Je me souviensJe me souviensJe me souviens
À l’origine du projet, il y avait l’idée de revisiter la modernité québécoise. Dans La Chambre morte, Mazarine et ses amis sont nourris par les travaux des Borduas, Riopelle, Ferron et les automatistes, ou encore ceux de Pierre Perrault. "Je voulais célébrer nos héros par un travail de la mémoire, explique Gilbert Dupuis. Nous oublions facilement, trop facilement. Nous oublions le frère Marie-Victorin, Olivar Asselin… Nous parlons souvent de Refus global, mais sans approfondir. Refus global qui, dans sa charge subversive, avait une portée formidable. On oublie entre autres l’aspect précurseur de cette démarche qui faisait autant de place aux femmes qu’aux hommes et qui, par ailleurs, représentait probablement la première activité "multimédia" du Québec."

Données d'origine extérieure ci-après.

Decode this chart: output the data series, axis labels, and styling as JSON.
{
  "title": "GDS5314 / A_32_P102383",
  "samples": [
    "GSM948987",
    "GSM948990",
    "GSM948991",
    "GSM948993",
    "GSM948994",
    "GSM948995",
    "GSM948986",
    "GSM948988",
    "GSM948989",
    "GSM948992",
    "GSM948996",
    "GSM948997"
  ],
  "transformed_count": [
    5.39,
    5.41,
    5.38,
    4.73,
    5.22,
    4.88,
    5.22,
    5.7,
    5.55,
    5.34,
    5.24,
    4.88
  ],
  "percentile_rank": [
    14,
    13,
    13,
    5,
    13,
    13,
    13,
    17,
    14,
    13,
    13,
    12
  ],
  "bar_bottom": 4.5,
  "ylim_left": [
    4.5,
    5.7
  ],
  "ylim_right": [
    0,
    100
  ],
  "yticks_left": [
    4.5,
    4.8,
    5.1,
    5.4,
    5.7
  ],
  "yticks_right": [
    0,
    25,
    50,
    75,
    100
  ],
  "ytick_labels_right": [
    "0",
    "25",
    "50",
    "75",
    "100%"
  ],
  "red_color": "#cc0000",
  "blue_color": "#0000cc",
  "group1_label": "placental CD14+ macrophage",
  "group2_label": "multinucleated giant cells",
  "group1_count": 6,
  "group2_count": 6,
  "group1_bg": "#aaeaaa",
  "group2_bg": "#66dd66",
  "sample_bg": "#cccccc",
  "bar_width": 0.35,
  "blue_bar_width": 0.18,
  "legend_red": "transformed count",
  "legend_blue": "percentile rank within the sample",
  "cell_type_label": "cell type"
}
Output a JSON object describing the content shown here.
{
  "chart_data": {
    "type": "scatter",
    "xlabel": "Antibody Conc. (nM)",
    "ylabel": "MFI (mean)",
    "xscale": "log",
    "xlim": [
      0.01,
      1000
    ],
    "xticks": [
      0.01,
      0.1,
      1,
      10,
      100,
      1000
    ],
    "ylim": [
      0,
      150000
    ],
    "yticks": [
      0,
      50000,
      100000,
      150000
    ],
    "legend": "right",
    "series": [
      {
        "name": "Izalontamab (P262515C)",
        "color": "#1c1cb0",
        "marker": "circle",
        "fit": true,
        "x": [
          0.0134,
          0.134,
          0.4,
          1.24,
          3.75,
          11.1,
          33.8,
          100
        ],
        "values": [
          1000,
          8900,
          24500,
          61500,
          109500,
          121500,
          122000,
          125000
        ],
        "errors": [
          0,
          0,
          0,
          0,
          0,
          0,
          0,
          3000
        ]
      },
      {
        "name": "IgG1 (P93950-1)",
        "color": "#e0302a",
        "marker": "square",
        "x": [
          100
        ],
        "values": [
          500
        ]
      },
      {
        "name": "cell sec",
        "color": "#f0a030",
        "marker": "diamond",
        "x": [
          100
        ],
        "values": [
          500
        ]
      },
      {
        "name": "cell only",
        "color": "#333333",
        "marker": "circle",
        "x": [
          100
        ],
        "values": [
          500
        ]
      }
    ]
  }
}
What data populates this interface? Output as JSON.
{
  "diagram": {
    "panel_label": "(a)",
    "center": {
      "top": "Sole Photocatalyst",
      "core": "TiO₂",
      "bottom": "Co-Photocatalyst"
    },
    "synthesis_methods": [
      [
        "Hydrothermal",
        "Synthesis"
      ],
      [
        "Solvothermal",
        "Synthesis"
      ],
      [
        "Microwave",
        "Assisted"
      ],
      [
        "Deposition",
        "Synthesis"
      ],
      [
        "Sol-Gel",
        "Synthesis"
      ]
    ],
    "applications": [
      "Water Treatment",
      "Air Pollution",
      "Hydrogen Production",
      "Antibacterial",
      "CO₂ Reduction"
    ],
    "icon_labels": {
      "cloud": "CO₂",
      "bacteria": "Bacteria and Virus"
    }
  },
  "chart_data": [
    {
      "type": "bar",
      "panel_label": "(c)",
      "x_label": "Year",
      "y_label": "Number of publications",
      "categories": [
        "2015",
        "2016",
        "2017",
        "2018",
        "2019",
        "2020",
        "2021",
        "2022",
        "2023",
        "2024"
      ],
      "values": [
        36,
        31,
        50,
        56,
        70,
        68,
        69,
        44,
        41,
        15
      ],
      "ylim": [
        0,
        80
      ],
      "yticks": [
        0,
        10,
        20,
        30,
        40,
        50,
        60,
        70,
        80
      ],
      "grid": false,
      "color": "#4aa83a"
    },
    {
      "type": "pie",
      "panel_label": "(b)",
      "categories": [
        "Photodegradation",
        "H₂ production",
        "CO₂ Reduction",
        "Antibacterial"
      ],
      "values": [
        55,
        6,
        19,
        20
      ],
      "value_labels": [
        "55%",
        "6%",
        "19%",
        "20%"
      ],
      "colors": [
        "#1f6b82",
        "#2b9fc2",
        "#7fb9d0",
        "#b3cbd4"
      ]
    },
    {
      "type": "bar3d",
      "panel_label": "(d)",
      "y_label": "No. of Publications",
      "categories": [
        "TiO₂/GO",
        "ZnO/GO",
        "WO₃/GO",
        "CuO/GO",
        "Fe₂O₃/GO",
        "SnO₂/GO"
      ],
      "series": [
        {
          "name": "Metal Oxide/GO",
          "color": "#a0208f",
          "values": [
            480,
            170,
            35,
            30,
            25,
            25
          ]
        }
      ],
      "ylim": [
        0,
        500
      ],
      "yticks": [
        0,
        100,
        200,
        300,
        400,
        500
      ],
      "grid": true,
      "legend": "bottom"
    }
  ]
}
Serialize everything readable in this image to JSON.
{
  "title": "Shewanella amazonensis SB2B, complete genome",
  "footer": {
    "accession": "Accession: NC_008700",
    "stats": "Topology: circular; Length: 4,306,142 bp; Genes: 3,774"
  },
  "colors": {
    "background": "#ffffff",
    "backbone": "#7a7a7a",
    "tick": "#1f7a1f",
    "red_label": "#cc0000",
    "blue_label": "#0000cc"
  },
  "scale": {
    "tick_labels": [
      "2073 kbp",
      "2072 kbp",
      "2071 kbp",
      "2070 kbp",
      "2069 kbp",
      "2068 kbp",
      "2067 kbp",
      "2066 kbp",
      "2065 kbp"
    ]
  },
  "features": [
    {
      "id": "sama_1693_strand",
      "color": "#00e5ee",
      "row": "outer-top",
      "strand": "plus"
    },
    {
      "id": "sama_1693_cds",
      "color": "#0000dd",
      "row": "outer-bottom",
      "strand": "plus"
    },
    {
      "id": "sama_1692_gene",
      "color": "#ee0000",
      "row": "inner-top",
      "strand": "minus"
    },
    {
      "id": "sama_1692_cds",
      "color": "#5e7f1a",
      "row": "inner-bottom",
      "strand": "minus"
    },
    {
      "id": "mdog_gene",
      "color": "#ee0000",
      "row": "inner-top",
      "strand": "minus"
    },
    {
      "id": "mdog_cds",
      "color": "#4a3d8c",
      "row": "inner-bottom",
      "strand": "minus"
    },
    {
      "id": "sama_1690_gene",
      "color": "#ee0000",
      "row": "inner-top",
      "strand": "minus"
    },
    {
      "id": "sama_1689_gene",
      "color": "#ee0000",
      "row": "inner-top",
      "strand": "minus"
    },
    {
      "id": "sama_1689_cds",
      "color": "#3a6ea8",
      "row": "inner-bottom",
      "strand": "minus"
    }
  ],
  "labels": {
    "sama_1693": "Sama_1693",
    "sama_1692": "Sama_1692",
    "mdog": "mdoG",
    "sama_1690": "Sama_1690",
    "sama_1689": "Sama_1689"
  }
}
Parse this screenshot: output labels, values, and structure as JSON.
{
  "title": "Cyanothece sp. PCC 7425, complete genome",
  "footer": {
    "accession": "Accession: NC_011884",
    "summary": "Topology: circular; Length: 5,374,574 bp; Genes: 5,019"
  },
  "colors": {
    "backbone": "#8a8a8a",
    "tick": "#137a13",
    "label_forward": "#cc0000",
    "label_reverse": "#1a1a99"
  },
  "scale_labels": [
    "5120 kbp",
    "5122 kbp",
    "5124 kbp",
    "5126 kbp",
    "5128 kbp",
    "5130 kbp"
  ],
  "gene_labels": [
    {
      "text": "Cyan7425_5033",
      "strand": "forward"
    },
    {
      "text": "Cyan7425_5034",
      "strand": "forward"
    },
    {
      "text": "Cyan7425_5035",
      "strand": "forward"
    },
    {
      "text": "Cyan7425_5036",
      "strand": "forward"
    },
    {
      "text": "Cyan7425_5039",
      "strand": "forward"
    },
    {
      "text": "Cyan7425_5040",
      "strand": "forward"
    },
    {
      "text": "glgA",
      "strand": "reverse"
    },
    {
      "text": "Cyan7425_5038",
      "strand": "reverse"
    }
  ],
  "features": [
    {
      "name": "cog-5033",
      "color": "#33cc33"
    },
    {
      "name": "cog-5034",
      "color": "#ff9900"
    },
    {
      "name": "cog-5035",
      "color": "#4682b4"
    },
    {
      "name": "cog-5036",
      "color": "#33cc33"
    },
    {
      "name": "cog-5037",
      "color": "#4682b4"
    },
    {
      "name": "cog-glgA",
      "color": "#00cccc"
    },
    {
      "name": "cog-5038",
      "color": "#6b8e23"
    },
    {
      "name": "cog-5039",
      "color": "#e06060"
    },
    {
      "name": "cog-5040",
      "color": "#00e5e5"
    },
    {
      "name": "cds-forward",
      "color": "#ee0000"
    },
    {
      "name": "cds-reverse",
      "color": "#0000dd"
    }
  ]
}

Gilbert Dupuis fait revivre ces artistes qui ont posé avec acuité la question du rôle de l’art dans notre société, apportant, par leurs tableaux et écrits, des pans de réponses. Et loin de se contenter des réponses du passé, il provoque celles d’aujourd’hui. La récente performance, marquée par plusieurs temps forts (il fallait entendre l’émouvant témoignage de Louisette Dussault ou les chansons de Chloé Sainte-Marie), ne sera d’ailleurs pas sans lendemain. Durant la prochaine année, Gilbert Dupuis va retranscrire ses trois romans à la main, en y intégrant – il a du pain sur la planche! – les réponses fournies durant l’activité. Le tout sera présenté lors d’un grand débat qui aura lieu au Salon du livre de Montréal, à l’automne 2002.


La Chambre morte
de Gilbert Dupuis
Que pourrait l’art contre l’asservissement d’une population? Que pourrait l’art contre une vaste conspiration visant à tuer l’imaginaire et la pensée individuelle? Telle sont les questions posées par Gilbert Dupuis dans La Chambre morte, qui oppose quelques rebelles de la culture à une multinationale tentaculaire considérant la création comme le fléau numéro un, création sans laquelle le monde ne tournerait plus qu’au rythme de l’économie. Heureusement, Mazarine Renaud et quelques autres veillent au grain, prêts à risquer leur vie pour libérer la société de ses puissants oppresseurs. D’une forme unique dans notre littérature, mélangeant allégrement les genres, La Chambre morte se lit comme un roman policier, nous en apprend autant qu’un cours d’histoire du Québec, mais constitue avant tout un vibrant plaidoyer pour la liberté d’expression.